I turned around looking at James, giggling at his failure. Turning back around, I sped past both of my parents, around the rest of the loop and back to the car, showing off my mad biking skills.

“Hurry up! I’m hungry!” I shouted. Thinking back on my childhood, I realized that I was probably the most polite, rude kid someone ever met.

Eventually my parents got back and about five minutes after them my brother arrived. My father opened the back of the truck and pulled out a large cooler and our four camping chairs: a beige chair for him, a navy one for my mother, a pink one for me, and a tiny green one for my brother. The cooler was filled with four ham sandwiches and some bottles of water, Kool-Aid or Capri-Suns, and ice. My mother passed out the food and drinks while my father got out bags of chips. It didn’t take long for us to finish despite our unique eating styles. My mother and father ate like most normal people, alternating between their food and drink. My brother put his chips on his sandwich and drank at the same time. While I ate only my sandwich, then only my chips, and finished with my drink.

After chatting and letting our food settle, we hopped back on our bikes and rode around aimlessly. We were not in a pack. We were not in the same row. We were within eyesight of each other. My mother was on the playground side so she could keep an eye on James while my dad and I were all over the parking lot.

I honestly had not a care in the world. I zipped around corners, flew over speed bumps, grazed through patches of mulch and grass, and jumped over or off curbs. Eventually, I saw my dad over near the entrance, weaving in between the awning poles. Wanting to be like him, I sped over to that area.

I picked the first two poles I would go through and sped towards my target. The closer I got; the more courage bubbled up inside of me. Too much courage. I pedaled harder, faster. Fiery pain seared up my legs, but I didn’t care. Then I sharply turned the wheels directing them towards the empty space. Unfortunately, I didn’t turn enough.

“Daddy! Look at me! I can d-” Everything became blurred as I collided with one of the poles. I lurched forward as my bike rammed into the pole. My head was hit square on the pole. My bike toppled over and threw me off. As I hit the ground the back of my head slammed into the ground leaving me sprawled on my back. I hardly noticed my father when he pedaled over to me and dismounted his bike.

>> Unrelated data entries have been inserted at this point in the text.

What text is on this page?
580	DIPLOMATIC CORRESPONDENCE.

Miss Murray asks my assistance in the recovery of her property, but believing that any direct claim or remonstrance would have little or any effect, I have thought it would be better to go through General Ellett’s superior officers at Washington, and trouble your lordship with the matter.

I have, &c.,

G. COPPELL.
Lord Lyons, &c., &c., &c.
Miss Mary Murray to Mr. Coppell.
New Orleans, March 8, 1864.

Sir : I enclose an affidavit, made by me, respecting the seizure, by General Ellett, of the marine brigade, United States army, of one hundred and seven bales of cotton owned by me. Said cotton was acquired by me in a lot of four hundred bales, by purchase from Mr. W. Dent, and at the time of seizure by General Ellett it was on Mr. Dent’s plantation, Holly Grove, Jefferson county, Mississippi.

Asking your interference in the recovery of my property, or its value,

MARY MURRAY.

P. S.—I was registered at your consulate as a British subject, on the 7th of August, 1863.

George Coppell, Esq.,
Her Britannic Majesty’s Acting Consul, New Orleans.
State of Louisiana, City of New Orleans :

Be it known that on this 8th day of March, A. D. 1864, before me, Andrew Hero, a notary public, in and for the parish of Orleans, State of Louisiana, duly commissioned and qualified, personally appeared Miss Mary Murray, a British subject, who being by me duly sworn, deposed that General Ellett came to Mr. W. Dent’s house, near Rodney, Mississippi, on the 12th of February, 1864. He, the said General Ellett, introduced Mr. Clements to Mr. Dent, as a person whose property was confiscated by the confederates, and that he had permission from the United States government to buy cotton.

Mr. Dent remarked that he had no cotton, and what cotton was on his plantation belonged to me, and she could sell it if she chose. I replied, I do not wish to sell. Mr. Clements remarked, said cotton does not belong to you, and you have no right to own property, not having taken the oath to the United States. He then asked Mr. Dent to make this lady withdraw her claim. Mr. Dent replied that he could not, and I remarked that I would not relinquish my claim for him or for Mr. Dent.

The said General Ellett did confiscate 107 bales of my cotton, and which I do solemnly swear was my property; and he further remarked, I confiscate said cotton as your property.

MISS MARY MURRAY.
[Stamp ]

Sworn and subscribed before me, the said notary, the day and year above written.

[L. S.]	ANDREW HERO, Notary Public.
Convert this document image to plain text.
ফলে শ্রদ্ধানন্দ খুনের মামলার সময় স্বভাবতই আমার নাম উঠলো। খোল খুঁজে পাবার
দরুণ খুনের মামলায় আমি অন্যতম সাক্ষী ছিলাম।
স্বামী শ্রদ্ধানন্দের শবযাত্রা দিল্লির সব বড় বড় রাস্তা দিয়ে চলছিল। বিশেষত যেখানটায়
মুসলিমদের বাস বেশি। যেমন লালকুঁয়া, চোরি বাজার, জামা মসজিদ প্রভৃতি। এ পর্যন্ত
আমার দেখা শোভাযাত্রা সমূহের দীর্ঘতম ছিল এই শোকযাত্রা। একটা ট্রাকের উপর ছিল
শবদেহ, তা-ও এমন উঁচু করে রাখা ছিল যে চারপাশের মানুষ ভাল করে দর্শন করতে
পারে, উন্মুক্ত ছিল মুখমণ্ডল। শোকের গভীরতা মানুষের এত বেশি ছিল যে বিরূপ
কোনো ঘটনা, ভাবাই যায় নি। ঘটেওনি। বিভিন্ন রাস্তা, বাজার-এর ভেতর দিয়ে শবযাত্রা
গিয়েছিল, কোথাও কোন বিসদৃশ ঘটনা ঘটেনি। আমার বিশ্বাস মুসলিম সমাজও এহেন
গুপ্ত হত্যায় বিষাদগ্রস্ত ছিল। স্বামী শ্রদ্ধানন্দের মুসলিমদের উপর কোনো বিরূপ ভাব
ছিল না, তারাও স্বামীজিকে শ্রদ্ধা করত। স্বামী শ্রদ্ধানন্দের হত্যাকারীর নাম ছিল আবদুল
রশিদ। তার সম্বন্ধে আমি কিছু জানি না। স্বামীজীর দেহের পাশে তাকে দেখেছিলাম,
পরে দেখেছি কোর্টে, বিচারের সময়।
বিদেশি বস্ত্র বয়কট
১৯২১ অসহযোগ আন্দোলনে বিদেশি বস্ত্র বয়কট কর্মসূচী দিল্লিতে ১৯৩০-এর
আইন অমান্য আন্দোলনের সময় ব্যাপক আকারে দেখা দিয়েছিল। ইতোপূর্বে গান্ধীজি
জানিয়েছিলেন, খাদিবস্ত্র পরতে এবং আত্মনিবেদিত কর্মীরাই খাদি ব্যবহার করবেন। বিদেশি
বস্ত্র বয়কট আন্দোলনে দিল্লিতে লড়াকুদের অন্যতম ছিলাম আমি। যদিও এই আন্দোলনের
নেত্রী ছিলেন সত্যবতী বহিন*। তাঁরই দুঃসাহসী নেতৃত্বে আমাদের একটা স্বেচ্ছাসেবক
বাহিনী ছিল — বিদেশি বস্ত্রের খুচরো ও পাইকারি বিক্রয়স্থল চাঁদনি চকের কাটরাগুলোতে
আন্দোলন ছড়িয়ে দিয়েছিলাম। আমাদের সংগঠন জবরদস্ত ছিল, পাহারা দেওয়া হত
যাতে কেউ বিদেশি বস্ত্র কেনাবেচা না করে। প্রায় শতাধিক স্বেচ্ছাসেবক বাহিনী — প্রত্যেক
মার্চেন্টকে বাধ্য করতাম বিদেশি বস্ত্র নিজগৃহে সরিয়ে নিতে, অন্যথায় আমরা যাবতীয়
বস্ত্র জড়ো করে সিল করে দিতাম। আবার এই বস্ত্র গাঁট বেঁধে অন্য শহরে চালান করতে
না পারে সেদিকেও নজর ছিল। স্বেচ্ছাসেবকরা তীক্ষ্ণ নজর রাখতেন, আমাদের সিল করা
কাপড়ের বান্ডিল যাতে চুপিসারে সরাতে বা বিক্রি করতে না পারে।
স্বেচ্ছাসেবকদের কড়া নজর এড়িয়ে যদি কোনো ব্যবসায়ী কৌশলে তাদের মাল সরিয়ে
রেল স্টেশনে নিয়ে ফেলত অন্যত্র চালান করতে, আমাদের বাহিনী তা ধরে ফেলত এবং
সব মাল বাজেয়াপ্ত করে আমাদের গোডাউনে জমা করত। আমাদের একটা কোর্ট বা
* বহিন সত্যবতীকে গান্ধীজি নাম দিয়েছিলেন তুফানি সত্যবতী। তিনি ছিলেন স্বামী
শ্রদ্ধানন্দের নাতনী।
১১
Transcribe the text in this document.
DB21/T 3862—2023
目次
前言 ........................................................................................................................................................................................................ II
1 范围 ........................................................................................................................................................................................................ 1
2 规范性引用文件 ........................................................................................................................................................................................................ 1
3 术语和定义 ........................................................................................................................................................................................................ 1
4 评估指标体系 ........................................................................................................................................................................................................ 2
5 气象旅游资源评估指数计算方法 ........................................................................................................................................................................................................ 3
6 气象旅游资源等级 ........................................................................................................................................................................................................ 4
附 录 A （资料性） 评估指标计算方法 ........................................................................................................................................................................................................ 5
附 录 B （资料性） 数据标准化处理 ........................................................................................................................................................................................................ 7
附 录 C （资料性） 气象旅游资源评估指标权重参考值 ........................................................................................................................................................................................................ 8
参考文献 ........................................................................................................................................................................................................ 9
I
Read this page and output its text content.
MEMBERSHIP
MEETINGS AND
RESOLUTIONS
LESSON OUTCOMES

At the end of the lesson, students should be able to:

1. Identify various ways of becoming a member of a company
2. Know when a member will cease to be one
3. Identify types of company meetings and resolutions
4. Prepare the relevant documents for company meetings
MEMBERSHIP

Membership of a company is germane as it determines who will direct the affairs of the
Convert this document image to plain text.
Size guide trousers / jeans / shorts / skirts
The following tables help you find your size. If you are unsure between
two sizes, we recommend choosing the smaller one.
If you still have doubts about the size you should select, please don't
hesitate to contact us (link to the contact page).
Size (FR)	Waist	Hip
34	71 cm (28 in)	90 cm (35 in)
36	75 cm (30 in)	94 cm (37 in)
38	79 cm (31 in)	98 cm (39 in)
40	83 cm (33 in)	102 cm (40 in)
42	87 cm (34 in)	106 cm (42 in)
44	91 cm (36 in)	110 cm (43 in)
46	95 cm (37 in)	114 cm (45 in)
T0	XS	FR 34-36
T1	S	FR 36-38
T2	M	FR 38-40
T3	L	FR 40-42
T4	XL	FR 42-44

“Caroline, you’re okay. You’re going to be fine,” he said while taking off my cracked helmet. “Does anything hurt?”

To be honest my entire face hurt. What hurt the most was my right cheek bone. That area had already started to bruise.


We went home and iced my face. I went to school with a black eye and made up a story. Someone would ask me “Caroline, what happened to your eye?”. I would simply reply with a smirk “I got hit with a spell during dueling practice,” then shrug and walk away. Later that week, we went to the doctor with my eye still slightly bruised. The doctor told us that I had permanently bruised my cheek bone. So basically, my bone is bruised and will hurt forever. Yeah, it still hurts to this day. I was lucky that I was wearing my helmet, or I would have cracked my head open according to the doctor.

Even though I’m not very fond of wearing helmets this happening reminds me to WEAR IT. I also to do as my father says, not as he does.